MINNEAPOLIS: The Trump administration faced intensifying pressure Sunday over its mass immigration crackdown in Minneapolis, after federal agents shot dead a second US citizen and graphic cell phone footage again contradicted officials’ immediate description of the incident.
Federal agents shot and killed Alex Pretti, a 37-year-old ICU nurse, early Saturday while scuffling with him on an icy roadway in the Midwestern city, less than three weeks after an immigration officer fired on Renee Good, also 37, killing her in her car.
President Donald Trump’s administration quickly claimed that Pretti had intended to harm the federal agents — as it did after Good’s death — pointing to a pistol it said was discovered on him.
However, video shared widely on social media and verified by US media showed Pretti never drawing a weapon, with agents firing around 10 shots at him seconds after he was sprayed in the face with chemical irritant and thrown to the ground.
The video further inflamed ongoing protests in Minneapolis against the presence of federal agents, with around 1,000 people participating in a demonstration Sunday.
After top officials described Pretti as an “assassin” who had assaulted the agents, Pretti’s parents issued a statement Saturday condemning the administration’s “sickening lies” about their son.
Asked Sunday what she would say to Pretti’s parents, Homeland Security Secretary Kristi Noem said: “Just that I’m grieved for them.”
“I truly am.

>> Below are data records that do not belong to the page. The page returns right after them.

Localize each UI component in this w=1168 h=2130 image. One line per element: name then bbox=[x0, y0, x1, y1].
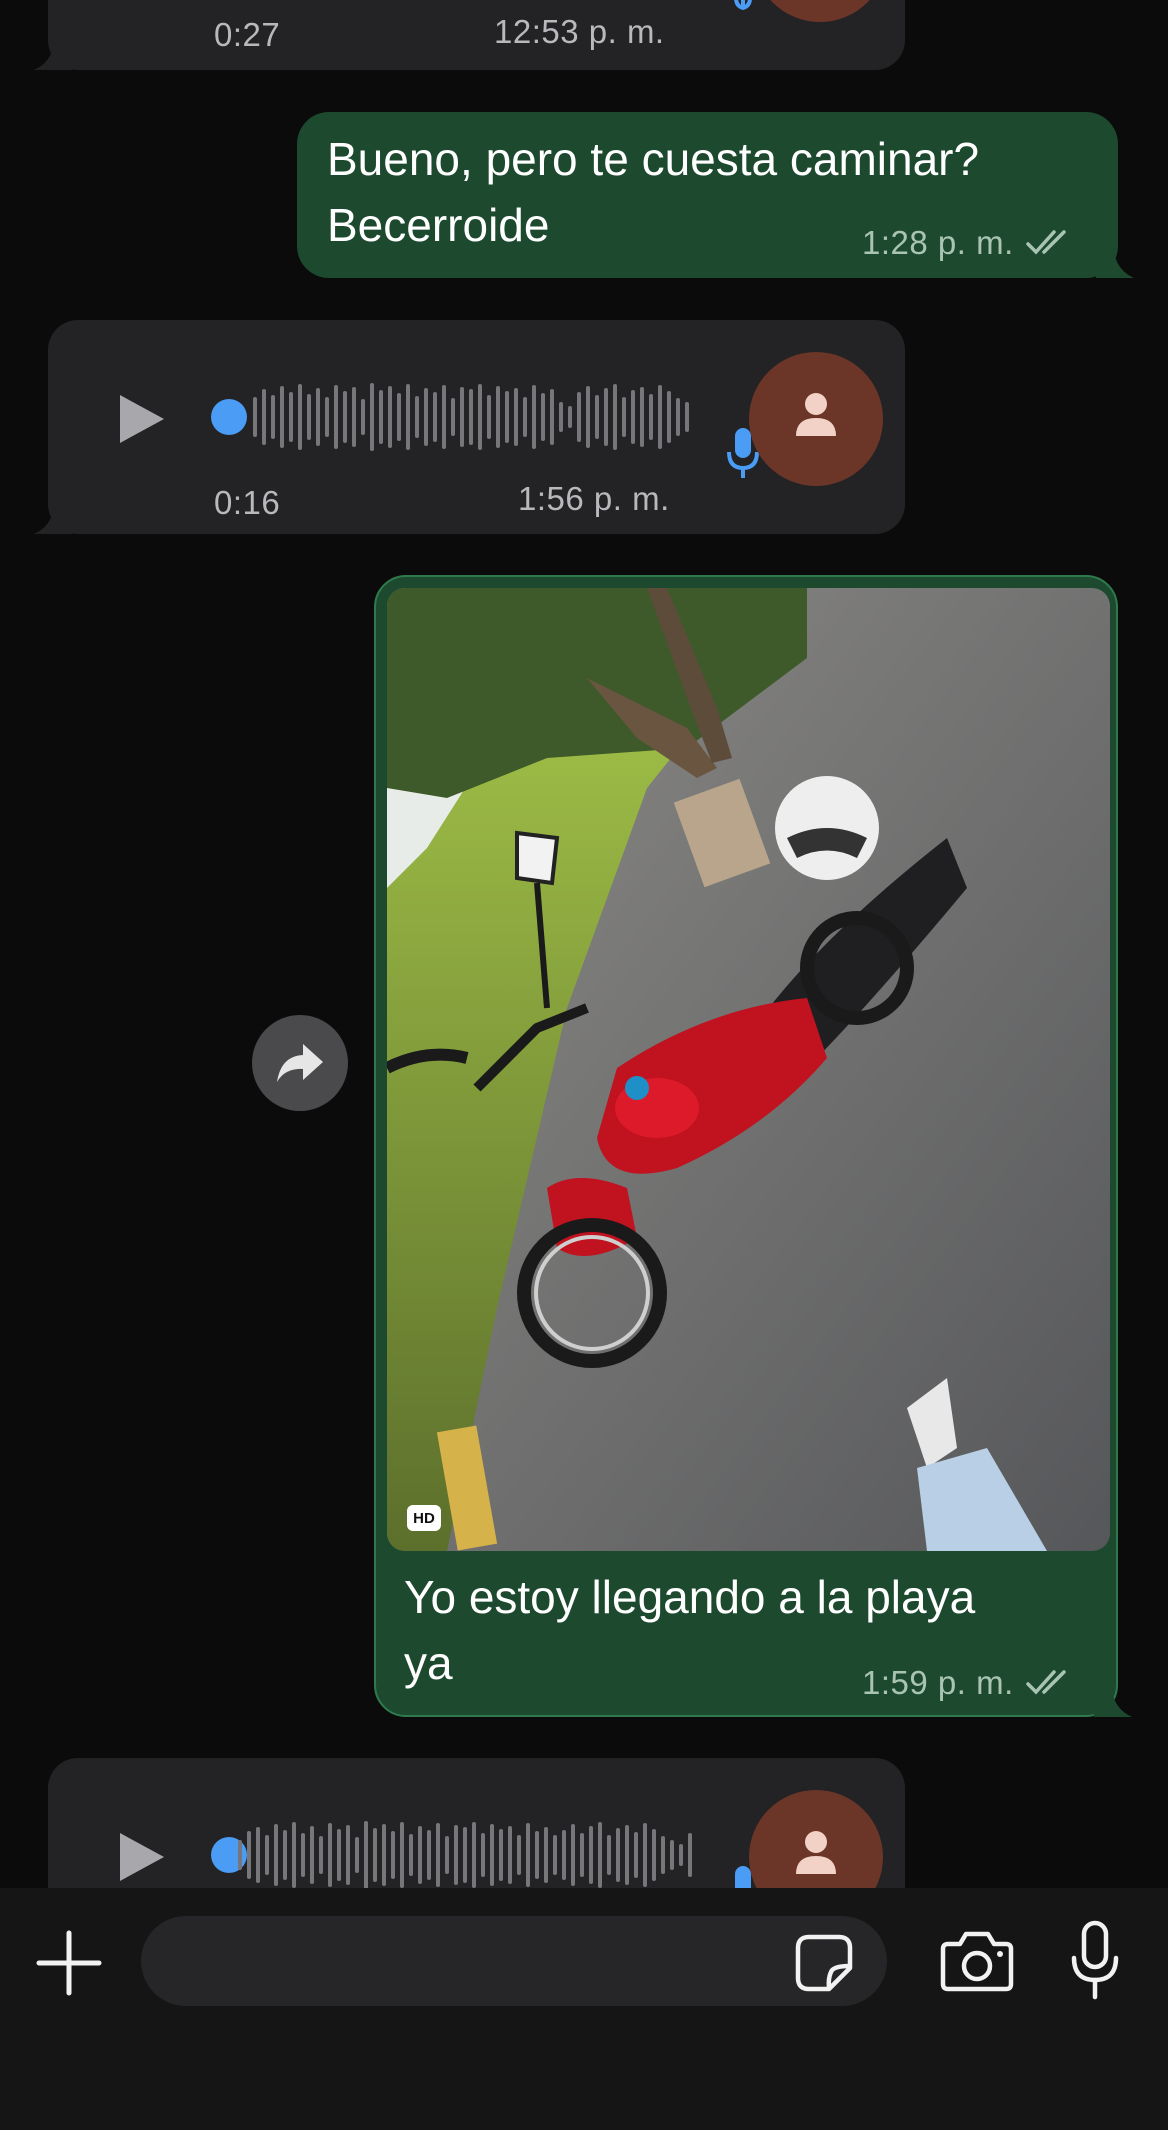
voice-message-bubble[interactable]: 0:16 1:56 p. m. bbox=[34, 320, 905, 534]
voice-message-bubble[interactable] bbox=[48, 1758, 905, 1888]
camera-icon[interactable] bbox=[940, 1930, 1014, 1992]
chat-area[interactable]: 0:27 12:53 p. m. Bueno, pero te cuesta c… bbox=[0, 0, 1168, 1888]
microphone-icon bbox=[734, 0, 752, 11]
person-icon bbox=[796, 1831, 836, 1874]
outgoing-message-bubble[interactable]: Bueno, pero te cuesta caminar? Becerroid… bbox=[297, 112, 1134, 278]
double-check-icon bbox=[1026, 230, 1066, 255]
photo-attachment[interactable]: HD bbox=[387, 588, 1110, 1551]
play-icon[interactable] bbox=[118, 1831, 166, 1883]
bubble-tail bbox=[1094, 1689, 1134, 1717]
avatar[interactable] bbox=[749, 1790, 883, 1888]
avatar[interactable] bbox=[749, 352, 883, 486]
bubble-tail bbox=[32, 506, 72, 534]
microphone-icon[interactable] bbox=[1070, 1920, 1120, 2000]
message-time: 1:28 p. m. bbox=[862, 224, 1014, 261]
voice-duration: 0:27 bbox=[214, 16, 281, 53]
message-meta: 1:59 p. m. bbox=[862, 1664, 1072, 1702]
play-icon[interactable] bbox=[118, 393, 166, 445]
message-line: Bueno, pero te cuesta caminar? bbox=[327, 133, 980, 185]
voice-duration: 0:16 bbox=[214, 484, 281, 521]
avatar[interactable] bbox=[753, 0, 887, 22]
message-input-field[interactable] bbox=[141, 1916, 887, 2006]
bubble-tail bbox=[32, 42, 72, 70]
audio-waveform[interactable] bbox=[253, 381, 689, 453]
message-time: 1:56 p. m. bbox=[518, 480, 670, 517]
audio-waveform[interactable] bbox=[238, 1819, 692, 1888]
photo-image bbox=[387, 588, 1110, 1551]
hd-badge: HD bbox=[407, 1505, 441, 1531]
bubble-tail bbox=[1096, 250, 1136, 278]
message-meta: 1:28 p. m. bbox=[862, 224, 1072, 262]
playback-position-dot[interactable] bbox=[211, 399, 247, 435]
voice-message-bubble[interactable]: 0:27 12:53 p. m. bbox=[34, 0, 905, 70]
forward-icon bbox=[277, 1044, 323, 1082]
message-time: 1:59 p. m. bbox=[862, 1664, 1014, 1701]
plus-icon[interactable] bbox=[36, 1930, 102, 1996]
sticker-icon[interactable] bbox=[795, 1934, 853, 1992]
double-check-icon bbox=[1026, 1670, 1066, 1695]
person-icon bbox=[796, 393, 836, 436]
message-time: 12:53 p. m. bbox=[494, 13, 665, 50]
forward-button[interactable] bbox=[252, 1015, 348, 1111]
caption-line: Yo estoy llegando a la playa bbox=[404, 1571, 976, 1623]
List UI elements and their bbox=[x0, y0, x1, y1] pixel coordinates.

I can’t even imagine losing a child,” she told Fox News show “The Sunday Briefing.”
She said more clarity would come as an investigation progresses.
US Deputy Attorney General Todd Blanche, speaking to NBC’s “Meet the Press,” also said an investigation was necessary to get a full understanding of the killing.
Asked if agents had already removed the pistol from Pretti when they fired on him, Blanche said: “I do not know. And nobody else knows, either. That’s why we’re doing an investigation.”

‘Joint’ probe

Their comments came after multiple senators from Trump’s Republican Party called for a thorough probe into the killing, and for cooperation with local authorities.
“There must be a full joint federal and state investigation,” Senator Bill Cassidy of Louisiana said.
The Trump administration controversially excluded local investigators from a probe into Good’s killing.
Minnesota’s Democratic Governor Tim Walz posed a question directly to the president during a press briefing Sunday, asking: “What’s the plan, Donald Trump?“
“What do we need to do to get these federal agents out of our state?“
Thousands of federal immigration agents have been deployed to heavily Democratic Minneapolis for weeks, after conservative media reported on alleged fraud by Somali immigrants.
Trump has repeatedly amplified the racially tinged accusations, including on Sunday when he posted on his Truth Social platform: “Minnesota is a Criminal COVER UP of the massive Financial Fraud that has gone on!“
The city, known for its bitterly cold winters, has one of the country’s highest concentrations of Somali immigrants.
Minnesota Attorney General Keith Ellison pushed back against Trump’s claim, telling reporters “it’s not about fraud, because if he sent people who understand forensic accounting, we’d be having a different conversation. But he’s sending armed masked men.”

Court order

Since “Operation Metro Surge” began, many residents have carried whistles to notify others of the presence of immigration agents, while sometimes violent skirmishes have broken out between the officers and protesters.
Local authorities have sued the federal government seeking a court order to suspend the operation, with a first hearing set for Monday.
Recent polling has shown voters increasingly upset with Trump’s domestic immigration operations, as videos of masked agents seizing people off sidewalks — including children — and dramatic stories of US citizens being detained proliferate.
Barack and Michelle Obama on Sunday forcefully condemned Pretti’s killing, saying in a statement it should be a “wake-up call” that core US values “are increasingly under assault.”
The former president and first lady blasted Trump and his government as seeming “eager to escalate the situation.”